Rupee expected to remain range-bound amid stable sentiment, IMF inflows

Analysts see rupee trading in a narrow band, supported by remittances, IMF progress and controlled market conditions
A representational image. — AFP
A representational image. — AFP

The Pakistani rupee is expected to trade within a narrow range against the US dollar in the coming sessions, supported by improving market sentiment, steady inflows and policy-driven stability measures, according to a report.

In the interbank market, the rupee showed slight firmness during the week, closing at 279.07 per dollar on Monday and marginally improving to 279.01 by Friday.
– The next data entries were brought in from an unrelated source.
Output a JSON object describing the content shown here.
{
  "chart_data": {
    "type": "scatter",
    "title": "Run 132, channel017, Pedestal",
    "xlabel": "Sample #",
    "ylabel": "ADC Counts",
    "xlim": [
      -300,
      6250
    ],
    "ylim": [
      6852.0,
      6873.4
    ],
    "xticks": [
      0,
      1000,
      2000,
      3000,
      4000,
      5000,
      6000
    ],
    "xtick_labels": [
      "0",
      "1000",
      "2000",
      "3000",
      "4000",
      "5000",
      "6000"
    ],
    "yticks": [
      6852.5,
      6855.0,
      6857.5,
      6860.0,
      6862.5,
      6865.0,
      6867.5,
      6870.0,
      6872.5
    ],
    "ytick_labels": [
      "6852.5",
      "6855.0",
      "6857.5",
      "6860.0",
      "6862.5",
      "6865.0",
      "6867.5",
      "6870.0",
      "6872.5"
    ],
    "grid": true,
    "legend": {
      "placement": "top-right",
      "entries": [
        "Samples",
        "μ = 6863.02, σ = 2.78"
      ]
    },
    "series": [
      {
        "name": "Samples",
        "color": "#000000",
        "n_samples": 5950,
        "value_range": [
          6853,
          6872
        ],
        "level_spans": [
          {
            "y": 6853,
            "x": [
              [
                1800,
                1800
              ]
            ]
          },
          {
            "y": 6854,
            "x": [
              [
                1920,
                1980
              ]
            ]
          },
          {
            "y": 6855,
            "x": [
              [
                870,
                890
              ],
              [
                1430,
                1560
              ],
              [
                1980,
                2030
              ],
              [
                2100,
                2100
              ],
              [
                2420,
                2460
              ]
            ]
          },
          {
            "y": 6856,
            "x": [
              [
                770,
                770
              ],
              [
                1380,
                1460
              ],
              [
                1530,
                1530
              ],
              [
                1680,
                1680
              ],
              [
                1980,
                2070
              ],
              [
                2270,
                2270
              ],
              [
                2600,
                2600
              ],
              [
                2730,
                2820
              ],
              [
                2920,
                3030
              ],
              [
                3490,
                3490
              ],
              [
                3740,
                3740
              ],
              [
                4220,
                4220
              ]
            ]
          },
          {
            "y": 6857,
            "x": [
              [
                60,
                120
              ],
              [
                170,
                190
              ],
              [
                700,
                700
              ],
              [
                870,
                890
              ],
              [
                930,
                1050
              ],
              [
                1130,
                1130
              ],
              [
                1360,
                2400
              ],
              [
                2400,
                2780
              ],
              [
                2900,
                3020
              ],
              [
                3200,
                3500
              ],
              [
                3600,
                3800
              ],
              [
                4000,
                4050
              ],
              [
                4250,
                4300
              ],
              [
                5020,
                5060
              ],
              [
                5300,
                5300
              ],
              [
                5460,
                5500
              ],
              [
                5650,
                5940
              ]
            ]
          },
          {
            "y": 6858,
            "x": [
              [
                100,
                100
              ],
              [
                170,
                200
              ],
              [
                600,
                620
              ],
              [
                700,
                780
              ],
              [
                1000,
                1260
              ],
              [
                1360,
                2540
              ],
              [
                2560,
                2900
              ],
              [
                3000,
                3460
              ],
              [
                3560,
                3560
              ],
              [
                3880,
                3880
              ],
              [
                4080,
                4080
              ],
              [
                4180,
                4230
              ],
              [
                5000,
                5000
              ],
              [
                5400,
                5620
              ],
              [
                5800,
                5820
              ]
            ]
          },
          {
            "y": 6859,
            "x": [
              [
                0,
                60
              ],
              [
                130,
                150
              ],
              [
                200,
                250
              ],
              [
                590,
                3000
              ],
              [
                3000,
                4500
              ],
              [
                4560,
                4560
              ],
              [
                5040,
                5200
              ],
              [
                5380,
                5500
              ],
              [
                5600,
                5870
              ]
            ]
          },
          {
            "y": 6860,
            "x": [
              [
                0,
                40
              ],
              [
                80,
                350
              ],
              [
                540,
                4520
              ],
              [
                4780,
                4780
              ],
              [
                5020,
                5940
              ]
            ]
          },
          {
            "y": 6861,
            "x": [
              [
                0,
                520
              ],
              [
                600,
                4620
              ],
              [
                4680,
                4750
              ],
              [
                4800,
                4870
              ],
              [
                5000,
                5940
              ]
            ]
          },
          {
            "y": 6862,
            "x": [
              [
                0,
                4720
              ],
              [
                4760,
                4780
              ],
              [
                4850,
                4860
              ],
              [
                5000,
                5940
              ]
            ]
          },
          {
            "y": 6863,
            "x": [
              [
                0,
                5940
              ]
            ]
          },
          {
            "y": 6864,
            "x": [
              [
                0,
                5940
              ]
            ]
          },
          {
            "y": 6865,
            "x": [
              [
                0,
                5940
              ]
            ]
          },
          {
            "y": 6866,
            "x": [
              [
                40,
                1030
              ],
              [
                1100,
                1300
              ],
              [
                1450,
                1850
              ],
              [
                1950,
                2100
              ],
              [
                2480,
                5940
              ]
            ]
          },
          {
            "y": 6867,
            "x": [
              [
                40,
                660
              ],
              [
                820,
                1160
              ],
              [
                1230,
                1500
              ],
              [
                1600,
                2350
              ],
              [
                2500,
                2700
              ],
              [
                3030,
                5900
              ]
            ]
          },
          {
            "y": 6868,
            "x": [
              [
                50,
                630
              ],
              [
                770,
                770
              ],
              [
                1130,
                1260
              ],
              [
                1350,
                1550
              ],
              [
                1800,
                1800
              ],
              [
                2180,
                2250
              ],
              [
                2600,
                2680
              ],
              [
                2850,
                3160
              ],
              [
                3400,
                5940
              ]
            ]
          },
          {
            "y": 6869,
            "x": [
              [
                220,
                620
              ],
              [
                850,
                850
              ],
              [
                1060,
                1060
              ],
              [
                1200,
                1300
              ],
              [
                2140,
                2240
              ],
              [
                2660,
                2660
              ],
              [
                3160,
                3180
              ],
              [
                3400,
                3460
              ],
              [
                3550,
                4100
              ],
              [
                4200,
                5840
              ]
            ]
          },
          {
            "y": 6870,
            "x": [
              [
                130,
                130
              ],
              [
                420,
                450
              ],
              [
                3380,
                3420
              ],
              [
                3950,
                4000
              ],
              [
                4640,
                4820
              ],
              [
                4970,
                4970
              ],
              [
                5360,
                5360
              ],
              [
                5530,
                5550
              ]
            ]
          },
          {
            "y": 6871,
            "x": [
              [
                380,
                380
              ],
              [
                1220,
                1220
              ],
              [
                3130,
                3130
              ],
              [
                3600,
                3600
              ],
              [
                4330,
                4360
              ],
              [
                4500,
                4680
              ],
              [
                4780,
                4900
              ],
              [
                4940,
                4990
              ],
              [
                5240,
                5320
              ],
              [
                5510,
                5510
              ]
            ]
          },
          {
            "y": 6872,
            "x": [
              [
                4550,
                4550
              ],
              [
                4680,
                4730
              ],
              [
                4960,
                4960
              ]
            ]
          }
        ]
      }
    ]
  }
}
Analysts attribute this stability to a combination of strong remittances and expectations of fresh inflows following progress in talks with the International Monetary Fund (IMF). Record remittances of $3.83 billion in March have provided a key buffer for the currency, helping maintain balance in the foreign exchange market.

A client note by Tresmark highlighted that earlier concerns over a sharp devaluation, linked to geopolitical tensions and upcoming external repayments, have subsided. “The earlier market noise around a sharp devaluation… appears to have died down,” the report noted, adding that the rupee has traded “slightly firm” in recent sessions.

The report also pointed to a shift in how the currency is being managed, suggesting it has become more of a policy variable than a purely market-driven indicator. Instead of aggressive dollar selling, authorities are increasingly relying on demand management and administrative measures to control volatility.

Despite the relatively stable outlook, external obligations, particularly repayments linked to the UAE, continue to pose challenges in terms of foreign exchange reserves. However, overall sentiment in the interbank market remains steady, aided by interest rate flexibility and improved liquidity conditions.

Pakistan’s foreign exchange reserves have also shown modest improvement, with State Bank reserves rising to $16.4 billion during the week ended April 3, while total liquid reserves reached $21.895 billion.

Analysts expect these factors to keep the rupee broadly stable in the near term, with limited volatility barring any major external shocks.